Of his latest title hopeful, he says: “It’s unfair to compare drivers from slightly different eras, but Max is right up there. I think this image of the aggressive driver is over-egged. Perhaps in his early races in F1 he was quite aggressive, but last season that was unjustified.

“He’s very calm generally, very measured, he has tremendous reflexes and is a pleasure to work with.”

Newey, though, knocks back the suggestion there is anything in particular that defines a champion. He contrasts Vettel, who of all the drivers he has worked with spent the longest time in debriefs and analysing the data, in contrast to Hakkinen.

“Mika didn’t say much and sometimes you had to translate what he was saying, but if you translated those 10 words correctly, they were very insightful,” he said. “Great drivers — and I’d put Max in that category — know what they want from the car and know how to communicate with their race engineer as to what they want and how to achieve it.”

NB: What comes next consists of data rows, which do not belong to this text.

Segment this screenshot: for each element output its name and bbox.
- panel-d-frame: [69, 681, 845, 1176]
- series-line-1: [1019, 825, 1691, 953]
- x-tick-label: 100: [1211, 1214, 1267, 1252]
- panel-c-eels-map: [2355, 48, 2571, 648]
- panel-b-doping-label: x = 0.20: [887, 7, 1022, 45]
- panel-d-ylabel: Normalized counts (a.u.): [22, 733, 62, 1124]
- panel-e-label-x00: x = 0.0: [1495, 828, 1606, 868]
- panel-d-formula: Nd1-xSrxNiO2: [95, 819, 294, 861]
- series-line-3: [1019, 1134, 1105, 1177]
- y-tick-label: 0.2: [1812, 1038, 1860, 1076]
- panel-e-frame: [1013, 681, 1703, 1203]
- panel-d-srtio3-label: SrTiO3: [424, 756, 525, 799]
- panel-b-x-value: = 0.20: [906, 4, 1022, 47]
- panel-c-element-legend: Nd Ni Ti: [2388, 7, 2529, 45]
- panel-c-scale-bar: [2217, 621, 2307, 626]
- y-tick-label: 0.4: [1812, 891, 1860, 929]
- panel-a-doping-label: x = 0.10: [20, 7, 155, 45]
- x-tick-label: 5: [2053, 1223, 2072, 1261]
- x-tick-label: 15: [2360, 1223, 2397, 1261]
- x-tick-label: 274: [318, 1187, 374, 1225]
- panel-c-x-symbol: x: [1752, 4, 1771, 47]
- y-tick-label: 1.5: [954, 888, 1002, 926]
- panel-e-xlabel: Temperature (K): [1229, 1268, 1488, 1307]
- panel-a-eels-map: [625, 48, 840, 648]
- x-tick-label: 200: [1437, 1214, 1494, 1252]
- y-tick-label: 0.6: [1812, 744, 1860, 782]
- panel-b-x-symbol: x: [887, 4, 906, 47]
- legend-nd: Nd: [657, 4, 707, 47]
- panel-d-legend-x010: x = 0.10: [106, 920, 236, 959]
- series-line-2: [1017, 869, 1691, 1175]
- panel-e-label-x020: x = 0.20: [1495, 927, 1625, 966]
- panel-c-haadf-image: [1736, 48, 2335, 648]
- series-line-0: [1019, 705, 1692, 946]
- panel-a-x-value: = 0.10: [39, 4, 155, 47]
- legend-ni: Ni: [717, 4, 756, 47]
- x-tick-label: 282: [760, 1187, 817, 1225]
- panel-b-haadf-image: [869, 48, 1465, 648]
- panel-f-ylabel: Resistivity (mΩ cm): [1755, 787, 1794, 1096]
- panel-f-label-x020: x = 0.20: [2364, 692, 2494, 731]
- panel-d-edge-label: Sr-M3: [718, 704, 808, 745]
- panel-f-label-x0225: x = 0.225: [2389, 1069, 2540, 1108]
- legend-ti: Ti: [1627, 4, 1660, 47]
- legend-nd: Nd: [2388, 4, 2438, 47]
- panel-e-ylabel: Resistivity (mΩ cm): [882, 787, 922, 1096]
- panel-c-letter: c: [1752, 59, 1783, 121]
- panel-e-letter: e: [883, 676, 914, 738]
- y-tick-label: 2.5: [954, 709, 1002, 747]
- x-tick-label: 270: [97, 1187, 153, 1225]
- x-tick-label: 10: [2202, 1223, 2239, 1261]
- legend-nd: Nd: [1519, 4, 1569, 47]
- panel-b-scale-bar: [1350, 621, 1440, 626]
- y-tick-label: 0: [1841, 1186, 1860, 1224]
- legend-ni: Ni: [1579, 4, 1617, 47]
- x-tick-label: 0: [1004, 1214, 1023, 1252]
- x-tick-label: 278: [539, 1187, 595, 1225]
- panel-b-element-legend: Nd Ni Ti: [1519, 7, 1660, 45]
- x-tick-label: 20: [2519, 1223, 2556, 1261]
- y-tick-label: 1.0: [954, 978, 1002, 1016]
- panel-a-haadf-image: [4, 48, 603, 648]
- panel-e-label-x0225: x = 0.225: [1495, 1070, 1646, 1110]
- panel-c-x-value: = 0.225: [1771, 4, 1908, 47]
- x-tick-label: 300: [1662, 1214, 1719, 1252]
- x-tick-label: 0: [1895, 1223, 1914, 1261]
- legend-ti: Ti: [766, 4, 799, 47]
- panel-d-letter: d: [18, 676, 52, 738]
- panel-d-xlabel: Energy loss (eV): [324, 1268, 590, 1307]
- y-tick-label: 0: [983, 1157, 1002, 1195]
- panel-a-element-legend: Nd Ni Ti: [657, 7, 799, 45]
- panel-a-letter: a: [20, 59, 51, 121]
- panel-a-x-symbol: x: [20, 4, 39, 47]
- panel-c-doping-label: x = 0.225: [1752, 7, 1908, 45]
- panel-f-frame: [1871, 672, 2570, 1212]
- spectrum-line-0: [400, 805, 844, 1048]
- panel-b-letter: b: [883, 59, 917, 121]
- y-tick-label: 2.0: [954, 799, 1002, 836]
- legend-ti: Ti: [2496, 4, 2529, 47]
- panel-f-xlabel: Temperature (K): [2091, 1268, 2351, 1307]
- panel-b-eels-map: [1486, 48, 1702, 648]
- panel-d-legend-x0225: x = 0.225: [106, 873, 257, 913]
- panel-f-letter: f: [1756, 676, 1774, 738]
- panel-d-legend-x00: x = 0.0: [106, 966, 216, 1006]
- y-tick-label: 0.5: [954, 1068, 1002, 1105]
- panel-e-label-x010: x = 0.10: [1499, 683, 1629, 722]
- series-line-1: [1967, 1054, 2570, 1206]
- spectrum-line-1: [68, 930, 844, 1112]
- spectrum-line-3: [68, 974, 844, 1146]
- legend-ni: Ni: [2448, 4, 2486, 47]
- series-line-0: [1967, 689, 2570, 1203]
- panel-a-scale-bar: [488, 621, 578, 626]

There is a danger that Verstappen could run away with the championship on current form, “which would be lovely from our point of view”, says Newey.

When I joined Red Bull, people thought I was committing career suicide

But does a man who Frank Williams described as the most competitive he had ever met not prefer the title races that go down to the wire, such as last season? “From a health point of view, I prefer the easier ones, but the more memorable ones are the tight ones, particularly if you’re lucky enough to get the result at the end,” he says.

Of all his eras in F1, Red Bull has been his most satisfying. His first job on the grid was with Leyton House, before they went bust. And while the eras at McLaren and Williams were special, they were already established teams. In contrast, Red Bull was virtually started from scratch.

“When I joined Red Bull, people thought I was committing career suicide,” he says. “It’s been the most satisfying because, along with Christian, we took it from the ashes of Jaguar to how we want it.”

For the first time, in 2010, that was the top of the sport — a position they also look likely to end 2022.